For they had been discussing among themselves on the way
who was the greatest.
Even among the disciples we see the vestigial form of the vices that give rise to even the greatest of sins. We see the self-centered passion which gives rise even to wars.
Where do the wars and where do the conflicts among you come from?
Is it not from your passions that make war within your members?
You covet but do not possess.
You kill and envy but you cannot obtain;
you fight and wage war.
We see ourselves pursuing passions at the expense of our relationship with God. We find in ourselves the adulterous hearts which cheat on God with the world. Here's the crux of the matter: we try to have it both ways. We live as though our passions, hobbies, and pursuits are our God. We dedicate ourselves to these and plan around them as though in worship. At the same time we try spend Sunday and perhaps our prayer times during the week acknowledging the true God, LORD of heaven and earth.
Do you not know that to be a lover of the world means enmity with God?
Yet how do we decide how to use our time? Are these decisions really subject to God's will? He's not content to have only a part of our heart, a sharing of custody with the world. He wants all that we are. It isn't that things we pursue are necessarily wrong in themselves, though that may be. They are wrong when they steal our hearts, preventing us from finding fulfillment in God. Which is why Scripture says, "The spirit that he has made to dwell in us tends toward jealousy?"
There is only one way out of this.
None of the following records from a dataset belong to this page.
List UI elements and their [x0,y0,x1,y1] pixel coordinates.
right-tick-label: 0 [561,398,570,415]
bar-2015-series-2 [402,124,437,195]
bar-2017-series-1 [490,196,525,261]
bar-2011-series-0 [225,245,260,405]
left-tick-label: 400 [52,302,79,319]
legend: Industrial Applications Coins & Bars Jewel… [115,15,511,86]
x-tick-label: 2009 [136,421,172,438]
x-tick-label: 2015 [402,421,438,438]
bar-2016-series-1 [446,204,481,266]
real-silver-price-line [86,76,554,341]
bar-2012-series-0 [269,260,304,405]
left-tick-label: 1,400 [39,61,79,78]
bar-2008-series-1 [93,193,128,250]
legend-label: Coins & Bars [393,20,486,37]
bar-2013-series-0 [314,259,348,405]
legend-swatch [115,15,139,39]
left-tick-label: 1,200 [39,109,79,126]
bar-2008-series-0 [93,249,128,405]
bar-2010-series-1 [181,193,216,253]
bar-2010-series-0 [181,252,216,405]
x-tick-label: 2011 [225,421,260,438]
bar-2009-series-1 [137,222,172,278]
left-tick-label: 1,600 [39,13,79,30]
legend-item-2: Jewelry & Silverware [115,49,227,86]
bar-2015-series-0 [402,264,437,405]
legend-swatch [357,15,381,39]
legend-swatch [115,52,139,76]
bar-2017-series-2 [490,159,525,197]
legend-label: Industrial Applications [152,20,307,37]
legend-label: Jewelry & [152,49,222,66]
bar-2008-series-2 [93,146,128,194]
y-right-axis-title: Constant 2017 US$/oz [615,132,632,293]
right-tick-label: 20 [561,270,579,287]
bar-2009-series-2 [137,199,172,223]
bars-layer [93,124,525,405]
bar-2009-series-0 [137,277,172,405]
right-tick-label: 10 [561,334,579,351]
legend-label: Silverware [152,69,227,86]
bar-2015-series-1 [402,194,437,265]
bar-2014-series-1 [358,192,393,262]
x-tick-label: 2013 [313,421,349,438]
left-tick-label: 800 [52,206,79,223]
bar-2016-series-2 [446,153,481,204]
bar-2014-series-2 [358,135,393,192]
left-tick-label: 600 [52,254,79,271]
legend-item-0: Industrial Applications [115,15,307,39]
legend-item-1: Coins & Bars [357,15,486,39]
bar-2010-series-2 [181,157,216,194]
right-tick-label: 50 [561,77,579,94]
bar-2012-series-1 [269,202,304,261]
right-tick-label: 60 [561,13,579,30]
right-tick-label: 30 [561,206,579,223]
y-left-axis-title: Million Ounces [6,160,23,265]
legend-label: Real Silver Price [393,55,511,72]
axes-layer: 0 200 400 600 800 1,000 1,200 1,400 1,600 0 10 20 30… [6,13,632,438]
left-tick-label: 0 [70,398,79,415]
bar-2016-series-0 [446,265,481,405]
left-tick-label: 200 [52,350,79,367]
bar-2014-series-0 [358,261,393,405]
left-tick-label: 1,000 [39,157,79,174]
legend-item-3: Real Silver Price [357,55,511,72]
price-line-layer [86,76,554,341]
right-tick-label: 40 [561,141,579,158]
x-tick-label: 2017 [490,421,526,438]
We need to stop trying to be first, the top priority, and the greatest, even from the point of view of our own decisions and discernment. Our passions are ultimately harmful not only for others but for ourselves. They prevent us from being truly open to the blessings which God desires to give, the only true source of happiness and joy.
“If anyone wishes to be first,
he shall be the last of all and the servant of all.”
We are called to have hearts open to relationship, open to receive even those from whom we stand to gain nothing.
Taking a child, he placed it in their midst,
and putting his arms around it, he said to them,
“Whoever receives one child such as this in my name, receives me;
and whoever receives me,
receives not me but the One who sent me.”
Somehow opening our hearts to the least of our brothers and sisters allows us to receive more and more of God himself. Why is this? Perhaps because, although we stand to gain so much from our relationship with God, he is trying to lead us beyond this sort of mercenary relationship. He is trying to guide us from a love which is fundamentally mired in selfishness to a love which is Christlike, strong even when there is no benefit to oneself, no reciprocity, or even no appreciation.
This, of course, is the love which Jesus shows for us on the cross. This is the love which can love even one's enemies. "God resists the proud" because he loves us too much to let us continue in our pride, separated from his love. That is why he calls us to cleanse ourselves, to purify ourselves, and to humble ourselves. We may even need "to lament, to mourn, to weep" as we separate ourselves from the things which we worship which are not God. (Lent, anyone?) He calls us to do this because he calls us to "Draw near". He promises that if we do "he will draw near" too us. It is all about relationship, affections rising from the impersonal to the personal, from things to God himself.
Rather than seeking the solace which the world promises but cannot provide let us entrust our cares to God.
Cast your care upon the LORD,
and he will support you;
never will he permit the just man to be disturbed.